How effective is Hain’s strategy?

But are those results, and other efforts that are part of Hain Celestial’s effort to “reimagine” its business enough?

The balance sheet offers mixed results and promise.

In the third quarter, revenue fell 13% year over year to $338 million – missing consensus estimates of $359.2 million. Organic net sales also were down 6% year-over-year and adjusted gross profit margin dropped 90 basis points to 21%.

Despite the declines, the company’s shares shot up 12% in premarket trading on Monday after it reported its third-quarter earnings, which came in ahead of analyst expectations.

The better-than-expected results suggests that Hain has figured out how to staunch its losses and offer investors a promising road map, even if this quarter’s losses follow a 7% decline in sales in pervious quarter.

Because the company’s strategic review is ongoing, executives declined to offer numeric guidance for the remaining year.

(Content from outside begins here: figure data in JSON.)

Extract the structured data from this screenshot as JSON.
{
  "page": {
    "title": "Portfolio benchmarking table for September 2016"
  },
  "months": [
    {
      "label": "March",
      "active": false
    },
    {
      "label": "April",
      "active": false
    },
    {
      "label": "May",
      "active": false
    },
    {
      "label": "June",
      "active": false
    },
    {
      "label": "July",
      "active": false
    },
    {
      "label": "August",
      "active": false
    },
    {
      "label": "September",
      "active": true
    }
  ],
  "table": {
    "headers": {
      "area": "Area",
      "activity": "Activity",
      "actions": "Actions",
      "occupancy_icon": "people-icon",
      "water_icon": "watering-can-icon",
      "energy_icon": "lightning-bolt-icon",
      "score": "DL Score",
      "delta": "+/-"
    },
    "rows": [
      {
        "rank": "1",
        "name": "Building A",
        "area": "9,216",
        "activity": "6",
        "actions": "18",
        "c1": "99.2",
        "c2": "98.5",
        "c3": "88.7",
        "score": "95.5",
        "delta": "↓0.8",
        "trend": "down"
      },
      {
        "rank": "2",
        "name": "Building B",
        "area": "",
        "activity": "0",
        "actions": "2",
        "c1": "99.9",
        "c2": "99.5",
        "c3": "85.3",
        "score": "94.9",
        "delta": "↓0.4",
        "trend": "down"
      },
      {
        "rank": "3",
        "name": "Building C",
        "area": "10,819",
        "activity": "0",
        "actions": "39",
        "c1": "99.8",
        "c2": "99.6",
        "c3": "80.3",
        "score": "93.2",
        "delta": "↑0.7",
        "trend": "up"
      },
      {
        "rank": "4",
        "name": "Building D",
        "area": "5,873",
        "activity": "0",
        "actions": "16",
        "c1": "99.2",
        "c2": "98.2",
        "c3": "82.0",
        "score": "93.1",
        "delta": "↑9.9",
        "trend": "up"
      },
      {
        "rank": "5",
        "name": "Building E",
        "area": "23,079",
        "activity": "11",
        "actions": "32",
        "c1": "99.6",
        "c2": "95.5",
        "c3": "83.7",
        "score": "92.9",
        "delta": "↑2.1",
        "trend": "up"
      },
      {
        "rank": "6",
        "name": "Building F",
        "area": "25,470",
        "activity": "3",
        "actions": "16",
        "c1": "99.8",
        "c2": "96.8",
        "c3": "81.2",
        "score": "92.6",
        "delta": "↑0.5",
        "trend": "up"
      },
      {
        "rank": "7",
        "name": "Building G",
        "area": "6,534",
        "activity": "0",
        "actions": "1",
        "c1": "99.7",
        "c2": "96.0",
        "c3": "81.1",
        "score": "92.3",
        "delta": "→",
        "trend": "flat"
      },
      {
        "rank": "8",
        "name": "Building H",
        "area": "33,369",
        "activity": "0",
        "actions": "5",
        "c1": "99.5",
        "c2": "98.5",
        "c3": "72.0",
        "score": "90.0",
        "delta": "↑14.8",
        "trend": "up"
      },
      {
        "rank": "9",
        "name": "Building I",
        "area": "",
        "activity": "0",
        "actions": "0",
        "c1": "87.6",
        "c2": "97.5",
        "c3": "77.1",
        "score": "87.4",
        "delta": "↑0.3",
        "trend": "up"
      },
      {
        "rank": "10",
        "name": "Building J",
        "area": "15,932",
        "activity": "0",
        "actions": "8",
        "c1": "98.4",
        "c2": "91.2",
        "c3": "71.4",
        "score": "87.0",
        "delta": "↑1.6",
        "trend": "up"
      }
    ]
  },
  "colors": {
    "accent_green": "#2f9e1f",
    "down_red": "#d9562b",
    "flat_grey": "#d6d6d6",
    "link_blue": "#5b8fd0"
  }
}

Nonetheless, Boyce said the company expects the divestiture of the North American snacks business to be gross margin and EBITDA accretive and the profile of the new portfolio to have a gross margin above 30% and EBITDA margin in the low double digits.

He added that in fiscal 2027, the company’s “fundamental priorities will be continuing to stabilize sales through its five actions to win, thereby setting the foundation for future growth, driving gross and EBITDA margin improvement versus fiscal 2026, generating cash and eliminating started costs.”

Lewis reinforced this, noting, “we are making tangible progress on our turnaround, strengthening our foundation through improved operating, strong cash generation and ongoing net debt reduction.”